The Silent Sister(15)



“Have you been going through his things?” Her head was lowered toward her bowl, but her eyes were raised, watching me from beneath thickly mascaraed lashes. I wasn’t sure what was behind her question, but it made me feel guilty. Again.

“Not really,” I said. “I haven’t known where to begin.”

“Would you like help?” She looked excited all of a sudden, as though she’d been waiting for the opportunity to ask. “I’d be happy to do that.” She set down her spoon and used her hands to help her talk. “I can track down resources for you,” she said. “Appraisers for the collections. Then perhaps buyers. You really need to hold an estate sale and it so happens that my daughter, Christine, recently started an estate sale business, so she can help you set that up. She’s very good.”

“That would be awesome,” I said sincerely, although I found myself leaning away from the table as though blown back by her sudden burst of energy. “I forgot you had a daughter.” I wasn’t sure I’d ever known.

“She’s considerably older than you, so you never really knew her. She’s forty-two now, a couple of years older than Lisa would have been. They played together sometimes when they were little, before Christine and I moved to Asheville.” She rolled her eyes. “When Lisa wasn’t practicing the violin, that is. Your sister was a driven—and very talented—little girl.”

“I know.”

“Let me come over and go through the house to see what’s there,” Jeannie said. “When would be a good time? How long do you plan to be here?”

“I was hoping to be done in a couple of weeks, but I can see that’s not going to happen. I have the summer off so—”

“Can your brother help?”

I shook my head, and it was clear I didn’t need to explain.

“It’s always a bigger job than you imagine,” she said. “And with that particular house … I can certainly help you get it ready to go on the market, if you like, but I don’t want you to feel pressured to use me just because—”

“Please. I’m sure my father would have wanted you to be the one to sell it, and I don’t know the first thing about how to do it.”

“You can let me take care of everything!” Her cheeks were flushed. “Christine and I will make it easy for you.” She pushed her bowl to the side of the table, clearly more interested in talking now than eating. “Now, because of how your father has everything set up in that house—all the built-in cabinets and the way he transformed the living room into an office and everything—I think we’ll have to do some renovations to make it look like a comfortable family home,” she said. “Nothing huge. No tearing down walls or anything like that, but the cabinets need to go and his furniture is quite old and the kitchen and bathrooms are beyond dated.
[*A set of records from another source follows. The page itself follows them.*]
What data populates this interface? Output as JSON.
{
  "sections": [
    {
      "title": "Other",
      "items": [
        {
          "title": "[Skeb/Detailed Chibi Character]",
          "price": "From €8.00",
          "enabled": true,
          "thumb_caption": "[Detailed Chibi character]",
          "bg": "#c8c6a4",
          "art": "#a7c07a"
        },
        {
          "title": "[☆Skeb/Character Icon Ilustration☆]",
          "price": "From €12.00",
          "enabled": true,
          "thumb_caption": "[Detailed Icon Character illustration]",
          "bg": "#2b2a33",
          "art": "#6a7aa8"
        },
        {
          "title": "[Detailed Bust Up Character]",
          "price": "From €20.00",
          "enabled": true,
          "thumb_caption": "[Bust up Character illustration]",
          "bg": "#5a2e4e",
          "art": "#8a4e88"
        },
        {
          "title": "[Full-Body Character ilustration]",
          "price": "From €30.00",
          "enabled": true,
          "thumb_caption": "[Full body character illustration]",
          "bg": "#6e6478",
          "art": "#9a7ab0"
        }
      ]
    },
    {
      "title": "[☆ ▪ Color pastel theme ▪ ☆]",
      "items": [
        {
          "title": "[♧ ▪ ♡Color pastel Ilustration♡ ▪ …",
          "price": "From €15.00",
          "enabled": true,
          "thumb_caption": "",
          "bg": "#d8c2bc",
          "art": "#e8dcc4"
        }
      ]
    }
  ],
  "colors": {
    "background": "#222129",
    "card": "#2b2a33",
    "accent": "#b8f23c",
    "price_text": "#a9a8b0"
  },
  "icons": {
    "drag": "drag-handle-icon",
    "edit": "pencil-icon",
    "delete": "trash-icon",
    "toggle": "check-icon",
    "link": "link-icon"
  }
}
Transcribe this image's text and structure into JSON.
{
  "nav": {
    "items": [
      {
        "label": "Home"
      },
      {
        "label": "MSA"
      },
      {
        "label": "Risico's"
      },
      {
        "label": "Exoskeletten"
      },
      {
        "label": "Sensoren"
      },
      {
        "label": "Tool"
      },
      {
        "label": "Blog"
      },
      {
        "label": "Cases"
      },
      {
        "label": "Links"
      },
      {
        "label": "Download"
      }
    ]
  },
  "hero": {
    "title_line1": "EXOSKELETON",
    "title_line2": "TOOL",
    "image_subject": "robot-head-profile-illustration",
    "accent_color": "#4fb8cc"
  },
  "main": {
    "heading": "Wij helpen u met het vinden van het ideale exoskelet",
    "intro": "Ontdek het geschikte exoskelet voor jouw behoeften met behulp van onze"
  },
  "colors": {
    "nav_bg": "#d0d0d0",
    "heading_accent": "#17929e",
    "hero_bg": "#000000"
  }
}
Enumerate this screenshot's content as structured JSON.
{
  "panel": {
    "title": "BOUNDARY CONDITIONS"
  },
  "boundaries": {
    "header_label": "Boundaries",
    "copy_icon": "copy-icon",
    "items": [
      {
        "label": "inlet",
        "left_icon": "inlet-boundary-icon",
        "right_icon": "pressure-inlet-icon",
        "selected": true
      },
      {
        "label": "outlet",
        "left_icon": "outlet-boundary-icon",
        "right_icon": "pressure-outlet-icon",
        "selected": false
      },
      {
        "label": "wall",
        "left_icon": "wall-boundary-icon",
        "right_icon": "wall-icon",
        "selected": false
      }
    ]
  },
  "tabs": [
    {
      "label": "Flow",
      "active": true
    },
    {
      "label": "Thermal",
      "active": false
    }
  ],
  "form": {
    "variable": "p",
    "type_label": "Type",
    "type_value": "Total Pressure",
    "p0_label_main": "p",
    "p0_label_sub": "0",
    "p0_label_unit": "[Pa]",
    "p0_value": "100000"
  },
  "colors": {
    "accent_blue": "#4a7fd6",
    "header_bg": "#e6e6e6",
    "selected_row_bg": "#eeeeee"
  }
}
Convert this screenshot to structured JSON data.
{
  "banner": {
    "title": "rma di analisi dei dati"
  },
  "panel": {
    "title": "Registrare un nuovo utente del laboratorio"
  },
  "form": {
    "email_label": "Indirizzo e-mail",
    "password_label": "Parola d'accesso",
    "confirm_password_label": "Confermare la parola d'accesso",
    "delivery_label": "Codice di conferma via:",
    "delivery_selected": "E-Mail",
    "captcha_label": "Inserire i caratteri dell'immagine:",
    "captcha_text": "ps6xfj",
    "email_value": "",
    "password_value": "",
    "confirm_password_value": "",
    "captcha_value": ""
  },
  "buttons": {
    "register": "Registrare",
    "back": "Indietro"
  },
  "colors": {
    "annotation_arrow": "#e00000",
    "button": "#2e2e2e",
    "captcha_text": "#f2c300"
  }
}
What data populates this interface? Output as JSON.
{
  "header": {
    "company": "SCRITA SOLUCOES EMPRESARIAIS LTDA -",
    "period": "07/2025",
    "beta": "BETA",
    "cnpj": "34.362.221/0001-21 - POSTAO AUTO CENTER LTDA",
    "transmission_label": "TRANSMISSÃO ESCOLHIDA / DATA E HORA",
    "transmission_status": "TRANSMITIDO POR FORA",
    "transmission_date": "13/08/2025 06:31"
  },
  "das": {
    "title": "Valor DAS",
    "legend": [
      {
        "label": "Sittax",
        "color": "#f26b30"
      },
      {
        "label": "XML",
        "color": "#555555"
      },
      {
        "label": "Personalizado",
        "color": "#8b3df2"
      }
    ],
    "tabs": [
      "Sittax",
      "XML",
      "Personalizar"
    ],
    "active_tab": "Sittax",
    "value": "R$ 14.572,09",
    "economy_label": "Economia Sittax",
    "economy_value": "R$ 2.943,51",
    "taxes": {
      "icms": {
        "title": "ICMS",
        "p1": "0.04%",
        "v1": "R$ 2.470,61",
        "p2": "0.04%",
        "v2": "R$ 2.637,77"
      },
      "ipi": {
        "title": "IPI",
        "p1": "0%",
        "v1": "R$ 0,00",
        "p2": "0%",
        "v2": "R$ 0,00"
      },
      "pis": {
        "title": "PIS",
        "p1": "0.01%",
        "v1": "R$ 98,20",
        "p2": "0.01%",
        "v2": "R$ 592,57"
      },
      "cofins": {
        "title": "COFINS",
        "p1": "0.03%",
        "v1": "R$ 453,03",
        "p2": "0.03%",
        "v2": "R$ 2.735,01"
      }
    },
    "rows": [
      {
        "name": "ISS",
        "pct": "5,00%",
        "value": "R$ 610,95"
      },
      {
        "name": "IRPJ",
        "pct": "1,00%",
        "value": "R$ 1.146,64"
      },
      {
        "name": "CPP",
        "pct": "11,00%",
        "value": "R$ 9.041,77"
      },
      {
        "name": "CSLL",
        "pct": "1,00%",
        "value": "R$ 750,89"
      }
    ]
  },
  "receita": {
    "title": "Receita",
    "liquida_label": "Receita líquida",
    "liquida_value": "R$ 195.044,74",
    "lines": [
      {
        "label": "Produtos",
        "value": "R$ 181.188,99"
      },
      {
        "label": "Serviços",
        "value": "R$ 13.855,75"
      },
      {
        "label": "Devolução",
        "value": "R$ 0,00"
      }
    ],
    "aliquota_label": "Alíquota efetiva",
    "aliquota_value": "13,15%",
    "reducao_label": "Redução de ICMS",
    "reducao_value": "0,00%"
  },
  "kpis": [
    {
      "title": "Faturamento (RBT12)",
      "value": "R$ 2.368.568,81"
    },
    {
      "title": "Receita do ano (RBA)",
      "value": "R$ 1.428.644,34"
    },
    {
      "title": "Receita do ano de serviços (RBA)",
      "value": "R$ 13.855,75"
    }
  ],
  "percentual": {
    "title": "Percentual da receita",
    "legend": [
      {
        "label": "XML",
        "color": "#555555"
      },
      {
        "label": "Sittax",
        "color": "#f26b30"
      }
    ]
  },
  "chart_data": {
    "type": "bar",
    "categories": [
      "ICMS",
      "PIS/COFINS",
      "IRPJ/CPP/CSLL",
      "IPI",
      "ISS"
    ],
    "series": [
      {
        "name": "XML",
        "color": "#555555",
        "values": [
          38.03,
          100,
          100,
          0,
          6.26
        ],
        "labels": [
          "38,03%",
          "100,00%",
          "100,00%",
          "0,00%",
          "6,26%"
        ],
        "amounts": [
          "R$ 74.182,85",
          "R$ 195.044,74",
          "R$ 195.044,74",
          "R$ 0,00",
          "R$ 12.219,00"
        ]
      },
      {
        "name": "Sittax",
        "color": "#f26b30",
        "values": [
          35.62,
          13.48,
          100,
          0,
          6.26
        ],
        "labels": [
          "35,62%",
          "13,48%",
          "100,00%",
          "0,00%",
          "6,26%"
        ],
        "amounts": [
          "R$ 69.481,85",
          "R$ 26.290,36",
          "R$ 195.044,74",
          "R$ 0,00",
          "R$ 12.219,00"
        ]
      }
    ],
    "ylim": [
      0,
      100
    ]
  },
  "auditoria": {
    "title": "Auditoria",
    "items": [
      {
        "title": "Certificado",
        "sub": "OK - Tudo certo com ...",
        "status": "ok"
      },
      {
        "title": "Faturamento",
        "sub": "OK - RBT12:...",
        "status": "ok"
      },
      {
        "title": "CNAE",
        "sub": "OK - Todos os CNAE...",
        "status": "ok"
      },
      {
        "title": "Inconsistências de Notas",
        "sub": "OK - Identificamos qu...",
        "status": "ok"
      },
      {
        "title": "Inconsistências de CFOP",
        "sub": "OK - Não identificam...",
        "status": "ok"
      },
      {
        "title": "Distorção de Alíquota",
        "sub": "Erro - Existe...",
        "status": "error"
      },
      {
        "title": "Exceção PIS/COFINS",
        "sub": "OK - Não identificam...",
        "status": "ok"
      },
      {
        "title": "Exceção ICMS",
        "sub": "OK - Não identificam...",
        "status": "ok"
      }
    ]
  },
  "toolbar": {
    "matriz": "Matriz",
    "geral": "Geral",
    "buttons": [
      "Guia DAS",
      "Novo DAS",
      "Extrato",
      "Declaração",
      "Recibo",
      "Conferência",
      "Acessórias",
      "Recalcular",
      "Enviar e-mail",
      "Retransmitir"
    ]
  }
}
We should have the estate sale first to get everything we can out of there and then evaluate the need to do the kitchen and baths, because that would be an expense, though perhaps worth it in the long run.” She was off and running and I sank lower in my chair, drowning under the deluge of her ideas. “The house has great bones,” she continued, “but he let the outside get a bit rundown and with old houses like that, they can look haunted, don’t you think?”

“Well, he spent so much time working on the RV park.” I felt defensive, although seriously, the RV park looked like it took care of itself. Trees. Creek. Concrete pads. What was there to do?

“How about I get someone over to the house to do the lawn and trim the shrubbery?” Jeannie asked. “Maybe plant something colorful in the front for a little curb appeal?”

“That would be awesome,” I said again. I didn’t like her—she was pushy and hard to read and I felt resentful of all she knew about me and my family. But I was relieved to have someone to help me.

We settled up with the waitress—Jeannie paid for my barely touched tacos—and we walked out to the sidewalk. Standing in front of the entrance, I turned to face her.

“I’ll call you in a day or two and figure out a time for you to come over,” I said.

“Don’t wait too long,” she warned.

“No, I won’t,” I said.

She lifted my hand and held it tightly as she stared hard into my eyes. I felt gooseflesh rise on the back of my neck.

“I’m so glad to see you again, Riley,” she said, finally freeing my hand.

I gave her a weak smile. “I’ll call you,” I said, and turned to head home, thinking all the way, What the hell is wrong with that woman?





7.



There was a big box of photographs on the top shelf of my father’s bedroom closet. I carried it to his bed, which I’d stripped when I was in town the last time, washing the sheets and pulling the quilt up. I’d noticed then that the quilt had initials in the corner: “JL to FM.” At the time, I hadn’t thought much about it, too caught up in the sorrow over losing my father. Now I realized Jeannie had most likely made the blue and yellow patchwork quilt for him. A personal thing. Something for his bed.

I wasn’t sure why that woman made me so uncomfortable. The fact that she seemed to have been closer to my father than I’d been, I guessed. The suspicion that she’d been happy to get my mother out of the way so she could take her place? That was unfair. My mother’d been her oldest friend—I knew that for a fact—and surely Jeannie was telling the truth when she said that her grief and my father’s grief had drawn them together. It was the way she spoke to me. The way she stared at me, especially there on the street after lunch. I was trained, though, to look beyond behavior to motivation. Maybe she was simply uncomfortable with me. She didn’t know how to behave with the daughter of her lover.